Oct
20
Hombre Lobo
Filed Under Uncategorized | Leave a Comment
El CLIENTE, de aspecto normal, llega a la recepción del hotel.
CLIENTE
Buenas tardes.
RECEPCIONISTA
Buenas tardes, caballero, ¿en qué puedo ayudarle?
CLIENTE
Tengo reservada una habitación.
RECEPCIONISTA
¿A nombre de quien, por favor?
CLIENTE
El Hombre Lobo.
RECEPCIONISTA
(Manteniendo la sangre fría y mirando en el ordenador)
El Hombre Lobo. Muy bien.
Lobo es primer apellido, ¿verdad?
CLIENTE
¿Qué?
RECEPCIONISTA
(Parece que tiene problemas con la reserva)
Me ha dicho que es el Hombre Lobo. Lobo de apellido, supongo.
CLIENTE
¿Que tonterías está diciendo? Soy el Hombre Lobo. Cuando hay luna llena me transformo en un grandísimo hijo de puta y hago unas barbaridades que usted ni se imagina. De un zarpazo le abro a usted la caja torácica y le arranco todo lo que son pulmones, corazón y tráquea sólo por el gusto de hacer daño, fíjese lo que le digo.
RECEPCIONISTA
(Aguantando el tirón y sin dejar de teclear)
Ajá.
Voy a ver si viene todo junto: Hombrelobo.
No, tampoco.
CLIENTE
(Indignándose pero manteniendo los modales)

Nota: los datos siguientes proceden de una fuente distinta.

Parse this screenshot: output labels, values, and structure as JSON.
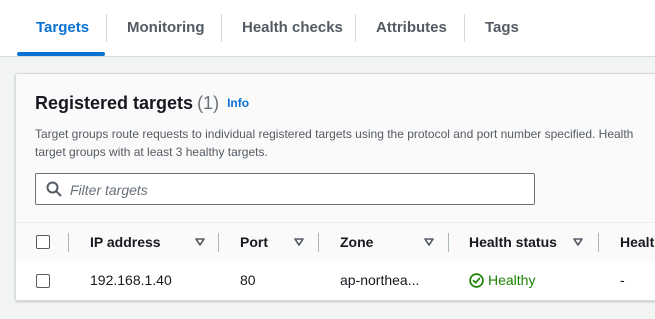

Le gusta el peligro, ¿verdad, cabrón? La provocación, el riesgo, llevar las cosas al extremo,…
RECEPCIONISTA
¿Hizo la reserva por Internet? Porque aquí no me viene…
CLIENTE
Mire a ver si le viene por “Me como al recepcionista si no tengo reserva”
RECEPCIONISTA
(Tecleando)
“Me como al …
No, por “Me como” no me viene nada.
CLIENTE
Estamos juguetones, ¿verdad? Muy bien, olvide la reserva.
Déme una habitación individual.
RECEPCIONISTA
Lo siento, estamos completos.
Ahora el cliente hace una pausa para quedarse mirando al RECEPCIONISTA y se lamenta de que todavía no haya anochecido para darle ya su merecido al desgraciado, pues mientras no se transforme en la fiera es un hombre poco dado a la violencia.
CLIENTE
Así que están completos.
RECEPCIONISTA
Eso es.
CLIENTE
(Disponiéndose a marcharse)
Muy bien. ¿Trabaja usted esta noche?
RECEPCIONISTA
Sí, ¿por qué?
CLIENTE
Por nada. Buenas tardes. (Y se marcha)
RECEPCIONISTA
(Por el teléfono interior, acojonado)
Oye, ¿como se os ocurre hacerle una reserva al Hombre Lobo?
Hombre, por favor, ¿estamos tontos o qué? Y si llama Drácula, ¿qué? ¿También le damos una habitación?
Pues el tío me ha amenazado.
Nada, que esta noche pasará a devorarme.
No, gracia te hará a ti.
Y cuelga, indignado, subiéndose el cuello de la camisa y abrochándose todos los botones de la chaqueta.